When we were sick in the winters, juz 30 would be there strong and comforting as we recited the rhyming ‘quls’ into cupped hands, allowing the words reaffirming Allah’s singularity as the source of refuge from all forms of harm, to run over our bodies in healing. When it came time for school tests, the quls were there with Sura inshirah thrown in there for good measure, because indeed this was a hardship and all I wanted was ease. And when this didn’t seem to instantiate wahiy, I’d pick ikhlas and spread it out by syllable over the multiple choice questions.

Bayyinah remained a favorite for years. The cadence of all of the ‘ta’s in the first ayah, a strong and emphatic message of admonition towards the disbelievers. The juxtaposition of those who were good and bad was clear. And the reciprocity displayed in “Allah is pleased with them and they with Him” indeed made me feel in awe of Him, desiring to not remain in the Fire with disbelievers.

Indeed, much of childhood was filled with the fear of the Fire, the earthquakes, the cracking of the sky, the earth erupting, the dust reshaping, thinking that Allah would get me if I didn’t pass this ultimate test. Yet, in these weeks of isolation and on the cusp of a ripe age of 40, I realise that juz 30 has been the juz of my adulthood. 

Yes, there is the importance of Kahf on Fridays, Yasin in the mornings, and Mulk at night, if I can stop with the excuses, but juz 30 is the core of my daily five. These suras are sometimes an automatic choice and other times when I need warm memories of family, an intentional one. They are also there outside of prayer, as I move in and around my house chasing the glory of the sun (sura Shams) and seeking pieces of joy from the environmental splendour.

In the morning, sitting in one corner of the sofa amongst the house plants, allowing their leaves to brush against my hands. In the afternoon, basking in its rays, during a rest in the garden away from Zoom, immobile amidst the gentle winds of Spring. Watching the fig tree ripen with ‘zaytun and balad ameen’ (sura Tin) always being the next thought. Stooping to gather some mint from the plant beds, eager for the berries to make their appearance, Sura Abasa’s promise of luscious gardens, fresh vegetation, and fruit is not far from my mind. The neighbour’s cat sauntering in to give and receive some lovin’ as Naziat affirms our need for animals to enjoy.

And in the early evening back at my desk, looking up from time to time at the colorful transformation of the sky as the sun sets, the swearing by all of these creations remains present. The raising of the sky and its perfection, and Allah giving it its brightness and darkness (sura Naziat). When the night rolls in the stars and constellations sit fixed and submissive, watching over. The earth metaphors harken back to our origin and an intimation of the Day of Judgement, reminding us what we always were not what we become. 

Tarawih this year is a solitary one, similar to many I’ve had over the years. Either when the mosque was too much of a challenge to get to or when I just wanted that time to talk to my Lord without witnesses. When I’m not holding the mushaf to read, I draw not only on the linear order of the verses and their rhythm but the visual memory of where the suras are placed on each page of my blue mushaf, as I work my way through the juz.

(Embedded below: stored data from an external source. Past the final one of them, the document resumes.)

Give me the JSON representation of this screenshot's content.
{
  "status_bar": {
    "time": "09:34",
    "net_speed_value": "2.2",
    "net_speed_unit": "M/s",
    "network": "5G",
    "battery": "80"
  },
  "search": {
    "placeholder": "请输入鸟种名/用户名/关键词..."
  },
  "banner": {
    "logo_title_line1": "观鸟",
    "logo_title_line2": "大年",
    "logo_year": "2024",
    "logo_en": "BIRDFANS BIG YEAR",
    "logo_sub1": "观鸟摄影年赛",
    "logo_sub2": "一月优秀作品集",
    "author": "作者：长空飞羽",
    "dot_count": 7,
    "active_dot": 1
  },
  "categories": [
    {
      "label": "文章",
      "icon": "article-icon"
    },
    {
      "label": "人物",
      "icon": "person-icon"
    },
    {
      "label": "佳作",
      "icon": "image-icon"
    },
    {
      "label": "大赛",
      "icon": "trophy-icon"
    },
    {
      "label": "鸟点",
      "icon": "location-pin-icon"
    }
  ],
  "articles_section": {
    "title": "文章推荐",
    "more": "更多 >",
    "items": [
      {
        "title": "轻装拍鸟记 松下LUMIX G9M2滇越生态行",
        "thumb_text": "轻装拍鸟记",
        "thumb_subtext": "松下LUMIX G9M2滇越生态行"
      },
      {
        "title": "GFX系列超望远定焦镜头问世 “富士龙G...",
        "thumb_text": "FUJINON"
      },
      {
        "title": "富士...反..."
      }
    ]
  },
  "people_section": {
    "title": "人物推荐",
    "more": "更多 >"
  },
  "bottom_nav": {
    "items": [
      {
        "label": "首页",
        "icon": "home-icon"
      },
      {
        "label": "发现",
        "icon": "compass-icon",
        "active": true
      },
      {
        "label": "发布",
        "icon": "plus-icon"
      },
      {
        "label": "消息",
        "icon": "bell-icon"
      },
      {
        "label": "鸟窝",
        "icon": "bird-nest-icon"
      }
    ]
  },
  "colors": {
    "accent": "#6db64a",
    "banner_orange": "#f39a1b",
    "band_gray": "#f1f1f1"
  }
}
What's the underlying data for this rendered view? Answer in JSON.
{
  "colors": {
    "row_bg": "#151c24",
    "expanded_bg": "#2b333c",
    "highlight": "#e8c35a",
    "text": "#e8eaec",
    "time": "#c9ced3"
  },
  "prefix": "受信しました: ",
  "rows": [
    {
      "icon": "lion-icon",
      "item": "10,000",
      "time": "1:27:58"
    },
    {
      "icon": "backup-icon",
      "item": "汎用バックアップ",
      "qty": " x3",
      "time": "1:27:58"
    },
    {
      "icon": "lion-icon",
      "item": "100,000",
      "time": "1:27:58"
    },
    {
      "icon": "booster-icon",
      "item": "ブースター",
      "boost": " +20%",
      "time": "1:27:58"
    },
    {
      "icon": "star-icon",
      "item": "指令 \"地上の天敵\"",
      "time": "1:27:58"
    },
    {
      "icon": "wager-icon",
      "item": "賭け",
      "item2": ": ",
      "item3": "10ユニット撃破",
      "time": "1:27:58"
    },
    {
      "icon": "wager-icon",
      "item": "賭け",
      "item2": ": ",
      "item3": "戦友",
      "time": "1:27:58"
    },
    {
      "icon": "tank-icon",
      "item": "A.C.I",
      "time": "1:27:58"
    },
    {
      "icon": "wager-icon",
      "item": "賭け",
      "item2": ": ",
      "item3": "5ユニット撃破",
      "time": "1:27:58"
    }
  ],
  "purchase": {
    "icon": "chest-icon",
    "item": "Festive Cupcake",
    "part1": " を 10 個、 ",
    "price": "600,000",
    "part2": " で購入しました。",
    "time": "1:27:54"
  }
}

Eid won’t be filled with as much pomp and circumstance as we’d all like, but juz 30 rounds us off well to contend with that. It is a reaffirming of our knowledge that Allah is in control, that no actions are in vain, salvation is always at hand, and that we have an ever present haven when seeking solace. When we all meet again, the peace and pieces of the final juz will spread from chest to chest as we embrace, assalaamu ‘alaykum, ‘may wholeness and well-being be your state’ because indeed, with hardship there is ease.